In March the Save the Tasmanian Devil Appeal announced the winners in its latest round of grants and scholarships that will contribute towards research designed to combat the fatal facial tumour disease that has ravaged the species in the wild since the mid-1990s.
More than $375,000 has been awarded this round, which is funding eight grants and three scholarships. Combined with over $625,000 awarded last April, it means the community has funded research and projects totalling more than $1 million in the past 12 months.
The Appeal is administered by the University of Tasmania’s Advancement Office and has raised money for devil research since 2005. In 2009 it broadened its scope from an internal university appeal that funded a number of scholarships, to a partnership between UTAS and Tasmania’s state government.
According to UTAS’s Advancement Officer Rebecca Cuthill, it now supports a range of research and conservation programs that help to augment work already being done by the Save the Tasmanian Devil Program.
“A large tranche of the money raised in the Devil Appeal supports the vaccine program currently being conducted at the Menzies Centre for Medical Research, although we support other work as well, for example monitoring how well devils are responding to translocation through the STDP Rewilding Project, and enabling a couple of wildlife parks to provide bio-secure areas to house devils,” Cuthill explained.

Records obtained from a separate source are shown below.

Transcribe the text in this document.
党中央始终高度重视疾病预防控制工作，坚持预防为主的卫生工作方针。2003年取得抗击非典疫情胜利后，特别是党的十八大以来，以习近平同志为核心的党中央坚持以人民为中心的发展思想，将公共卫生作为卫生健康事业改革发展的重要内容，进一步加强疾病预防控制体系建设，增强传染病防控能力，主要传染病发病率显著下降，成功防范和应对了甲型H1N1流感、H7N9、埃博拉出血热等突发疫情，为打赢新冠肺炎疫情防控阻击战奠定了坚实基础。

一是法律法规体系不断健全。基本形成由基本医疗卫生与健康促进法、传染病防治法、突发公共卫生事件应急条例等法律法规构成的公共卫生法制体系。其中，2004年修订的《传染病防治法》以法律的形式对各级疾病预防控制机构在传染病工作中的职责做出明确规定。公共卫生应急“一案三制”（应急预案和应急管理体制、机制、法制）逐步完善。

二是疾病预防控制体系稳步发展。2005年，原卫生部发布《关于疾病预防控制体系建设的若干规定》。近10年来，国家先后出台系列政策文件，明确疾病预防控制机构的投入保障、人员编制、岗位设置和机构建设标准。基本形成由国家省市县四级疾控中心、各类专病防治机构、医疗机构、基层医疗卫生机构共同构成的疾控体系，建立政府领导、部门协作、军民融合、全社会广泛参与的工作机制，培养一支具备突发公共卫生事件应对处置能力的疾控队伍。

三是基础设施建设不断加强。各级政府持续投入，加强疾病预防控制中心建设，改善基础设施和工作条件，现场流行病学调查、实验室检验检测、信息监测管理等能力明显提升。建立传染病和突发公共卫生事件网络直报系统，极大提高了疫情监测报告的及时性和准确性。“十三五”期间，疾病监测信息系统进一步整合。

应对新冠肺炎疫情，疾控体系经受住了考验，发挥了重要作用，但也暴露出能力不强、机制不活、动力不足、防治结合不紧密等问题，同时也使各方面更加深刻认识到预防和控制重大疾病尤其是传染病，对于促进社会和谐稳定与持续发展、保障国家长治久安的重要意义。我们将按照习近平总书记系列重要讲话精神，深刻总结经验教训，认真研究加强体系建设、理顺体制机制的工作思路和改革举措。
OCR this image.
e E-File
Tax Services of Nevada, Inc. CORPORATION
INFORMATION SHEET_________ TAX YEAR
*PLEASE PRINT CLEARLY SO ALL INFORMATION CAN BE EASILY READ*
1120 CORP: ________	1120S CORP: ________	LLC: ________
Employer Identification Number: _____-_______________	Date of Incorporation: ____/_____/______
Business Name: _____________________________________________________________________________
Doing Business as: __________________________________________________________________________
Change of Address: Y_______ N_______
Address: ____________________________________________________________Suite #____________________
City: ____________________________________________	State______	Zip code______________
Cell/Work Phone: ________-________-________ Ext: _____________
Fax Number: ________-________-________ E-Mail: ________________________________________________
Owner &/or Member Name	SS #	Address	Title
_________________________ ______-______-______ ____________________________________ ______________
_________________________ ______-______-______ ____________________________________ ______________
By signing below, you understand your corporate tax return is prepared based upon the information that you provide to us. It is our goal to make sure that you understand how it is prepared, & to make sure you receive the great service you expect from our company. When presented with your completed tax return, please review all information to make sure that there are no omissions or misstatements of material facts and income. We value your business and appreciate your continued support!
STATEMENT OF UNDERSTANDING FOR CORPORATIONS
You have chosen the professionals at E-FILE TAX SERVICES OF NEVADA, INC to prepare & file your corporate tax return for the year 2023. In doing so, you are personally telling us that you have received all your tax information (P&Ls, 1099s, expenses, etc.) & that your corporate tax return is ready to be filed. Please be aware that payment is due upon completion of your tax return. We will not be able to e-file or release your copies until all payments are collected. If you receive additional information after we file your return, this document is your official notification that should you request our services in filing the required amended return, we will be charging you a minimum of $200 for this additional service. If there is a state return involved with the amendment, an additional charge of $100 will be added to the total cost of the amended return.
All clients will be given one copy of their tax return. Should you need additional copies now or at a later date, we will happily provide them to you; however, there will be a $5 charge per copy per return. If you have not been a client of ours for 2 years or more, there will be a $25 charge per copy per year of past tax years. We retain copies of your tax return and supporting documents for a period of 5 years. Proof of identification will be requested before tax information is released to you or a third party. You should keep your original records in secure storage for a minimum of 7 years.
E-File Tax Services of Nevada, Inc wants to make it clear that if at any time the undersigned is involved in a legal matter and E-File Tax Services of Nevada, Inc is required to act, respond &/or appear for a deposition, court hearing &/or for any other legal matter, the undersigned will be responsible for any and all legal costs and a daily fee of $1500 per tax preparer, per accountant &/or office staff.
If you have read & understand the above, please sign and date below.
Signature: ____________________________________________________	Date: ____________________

The Appeal relies on the fundraising efforts of individuals, community groups, schools, and a number of corporate donors, contributions that all help towards safeguarding a secure future for devils.
“This latest round of grants will fund science that explores how devils respond to translocation, that helps efforts to develop a DFTD vaccine, and that monitors immunised devils released in the wild, and much more.”

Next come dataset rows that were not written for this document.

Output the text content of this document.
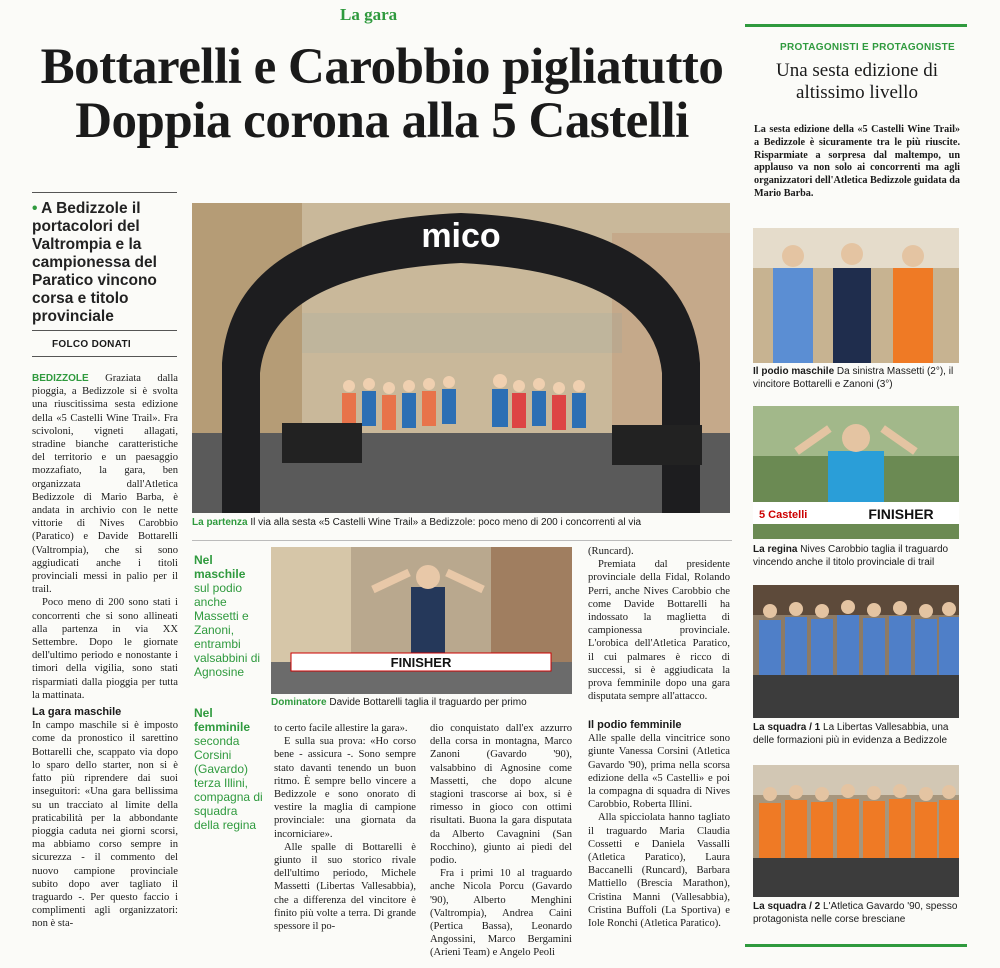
La gara
Bottarelli e Carobbio pigliatutto
Doppia corona alla 5 Castelli
• A Bedizzole il portacolori del Valtrompia e la campionessa del Paratico vincono corsa e titolo provinciale
FOLCO DONATI

BEDIZZOLE Graziata dalla pioggia, a Bedizzole si è svolta una riuscitissima sesta edizione della «5 Castelli Wine Trail». Fra scivoloni, vigneti allagati, stradine bianche caratteristiche del territorio e un paesaggio mozzafiato, la gara, ben organizzata dall'Atletica Bedizzole di Mario Barba, è andata in archivio con le nette vittorie di Nives Carobbio (Paratico) e Davide Bottarelli (Valtrompia), che si sono aggiudicati anche i titoli provinciali messi in palio per il trail.

Poco meno di 200 sono stati i concorrenti che si sono allineati alla partenza in via XX Settembre. Dopo le giornate dell'ultimo periodo e nonostante i timori della vigilia, sono stati risparmiati dalla pioggia per tutta la mattinata.

La gara maschile

In campo maschile si è imposto come da pronostico il sarettino Bottarelli che, scappato via dopo lo sparo dello starter, non si è fatto più riprendere dai suoi inseguitori: «Una gara bellissima su un tracciato al limite della praticabilità per la abbondante pioggia caduta nei giorni scorsi, ma abbiamo corso sempre in sicurezza - il commento del nuovo campione provinciale subito dopo aver tagliato il traguardo -. Per questo faccio i complimenti agli organizzatori: non è sta-

mico
La partenza Il via alla sesta «5 Castelli Wine Trail» a Bedizzole: poco meno di 200 i concorrenti al via
Nel maschile
sul podio anche Massetti e Zanoni, entrambi valsabbini di Agnosine
Nel femminile
seconda Corsini (Gavardo) terza Illini, compagna di squadra della regina
FINISHER
Dominatore Davide Bottarelli taglia il traguardo per primo

(Runcard).

Premiata dal presidente provinciale della Fidal, Rolando Perri, anche Nives Carobbio che come Davide Bottarelli ha indossato la maglietta di campionessa provinciale. L'orobica dell'Atletica Paratico, il cui palmares è ricco di successi, si è aggiudicata la prova femminile dopo una gara disputata sempre all'attacco.

to certo facile allestire la gara».

E sulla sua prova: «Ho corso bene - assicura -. Sono sempre stato davanti tenendo un buon ritmo. È sempre bello vincere a Bedizzole e sono onorato di vestire la maglia di campione provinciale: una giornata da incorniciare».

Alle spalle di Bottarelli è giunto il suo storico rivale dell'ultimo periodo, Michele Massetti (Libertas Vallesabbia), che a differenza del vincitore è finito più volte a terra. Di grande spessore il po-

dio conquistato dall'ex azzurro della corsa in montagna, Marco Zanoni (Gavardo '90), valsabbino di Agnosine come Massetti, che dopo alcune stagioni trascorse ai box, si è rimesso in gioco con ottimi risultati. Buona la gara disputata da Alberto Cavagnini (San Rocchino), giunto ai piedi del podio.

Fra i primi 10 al traguardo anche Nicola Porcu (Gavardo '90), Alberto Menghini (Valtrompia), Andrea Caini (Pertica Bassa), Leonardo Angossini, Marco Bergamini (Arieni Team) e Angelo Peoli

Il podio femminile

Alle spalle della vincitrice sono giunte Vanessa Corsini (Atletica Gavardo '90), prima nella scorsa edizione della «5 Castelli» e poi la compagna di squadra di Nives Carobbio, Roberta Illini.

Alla spicciolata hanno tagliato il traguardo Maria Claudia Cossetti e Daniela Vassalli (Atletica Paratico), Laura Baccanelli (Runcard), Barbara Mattiello (Brescia Marathon), Cristina Manni (Vallesabbia), Cristina Buffoli (La Sportiva) e Iole Ronchi (Atletica Paratico).

PROTAGONISTI E PROTAGONISTE
Una sesta edizione di altissimo livello
La sesta edizione della «5 Castelli Wine Trail» a Bedizzole è sicuramente tra le più riuscite. Risparmiate a sorpresa dal maltempo, un applauso va non solo ai concorrenti ma agli organizzatori dell'Atletica Bedizzole guidata da Mario Barba.
Il podio maschile Da sinistra Massetti (2°), il vincitore Bottarelli e Zanoni (3°)
5 Castelli	FINISHER
La regina Nives Carobbio taglia il traguardo vincendo anche il titolo provinciale di trail
La squadra / 1 La Libertas Vallesabbia, una delle formazioni più in evidenza a Bedizzole
La squadra / 2 L'Atletica Gavardo '90, spesso protagonista nelle corse bresciane
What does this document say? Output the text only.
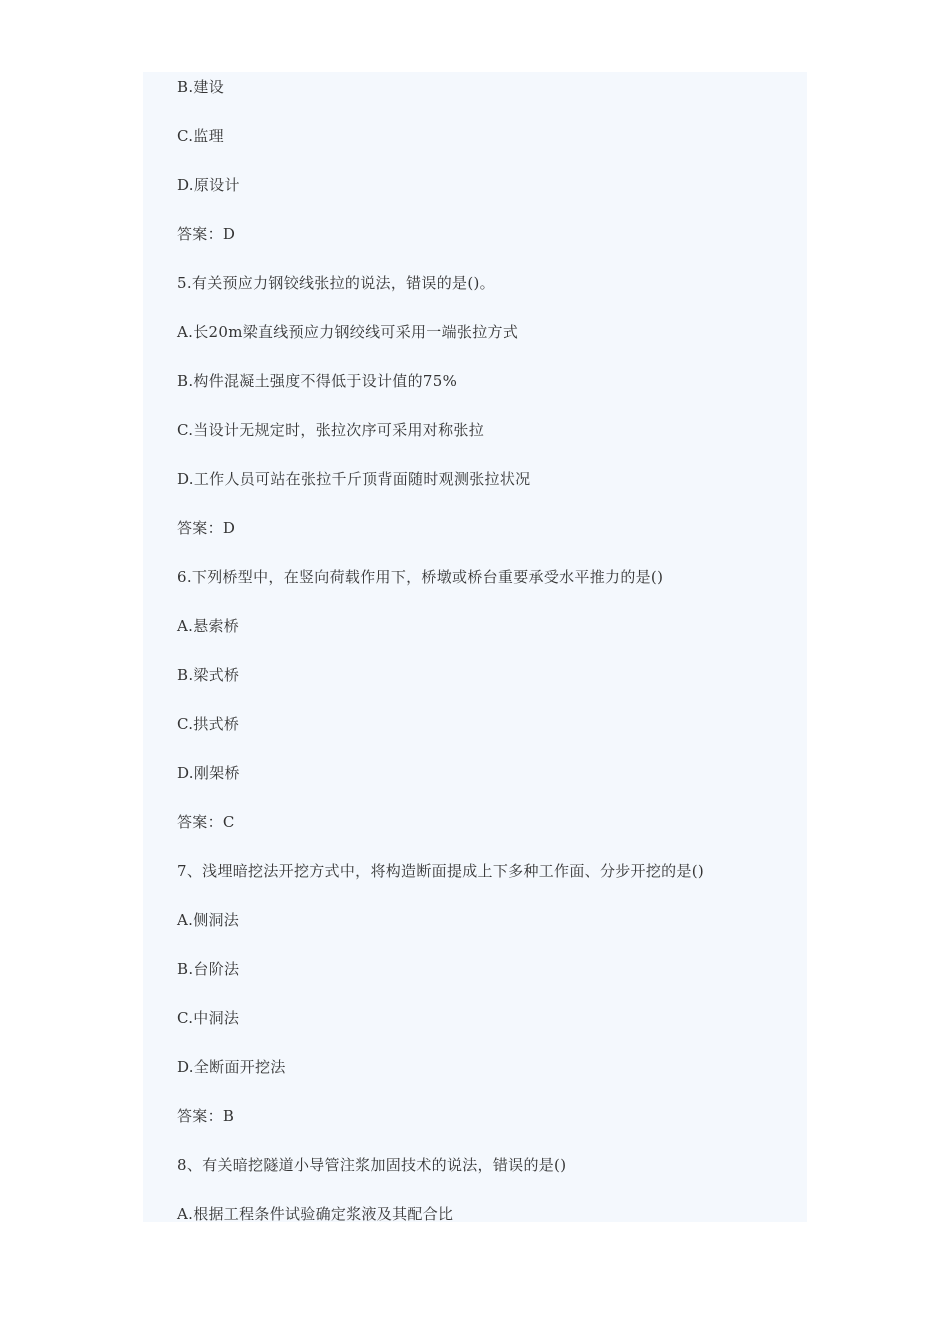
B.建设
C.监理
D.原设计
答案：D
5.有关预应力钢铰线张拉的说法，错误的是()。
A.长20m梁直线预应力钢绞线可采用一端张拉方式
B.构件混凝土强度不得低于设计值的75%
C.当设计无规定时，张拉次序可采用对称张拉
D.工作人员可站在张拉千斤顶背面随时观测张拉状况
答案：D
6.下列桥型中，在竖向荷载作用下，桥墩或桥台重要承受水平推力的是()
A.悬索桥
B.梁式桥
C.拱式桥
D.刚架桥
答案：C
7、浅埋暗挖法开挖方式中，将构造断面提成上下多种工作面、分步开挖的是()
A.侧洞法
B.台阶法
C.中洞法
D.全断面开挖法
答案：B
8、有关暗挖隧道小导管注浆加固技术的说法，错误的是()
A.根据工程条件试验确定浆液及其配合比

Many more grant applications are received than can be funded, and all are reviewed by a Grants Advisory Committee to ensure compliance with the guidelines and parameters that must be followed. While the majority of the successful applicants are based in Tasmania, Cuthill said there are exceptions.
“One of our grantees, Elizabeth Murchison, has been involved in devil research for a long time, and she’s based in the UK, at Cambridge. In the past we’ve supported research at Deakin University and Sydney University, so it is quite varied, but most of the research is done in Tasmania, while also relying on collaboration.”
A full list of projects funded by the appeal is available online.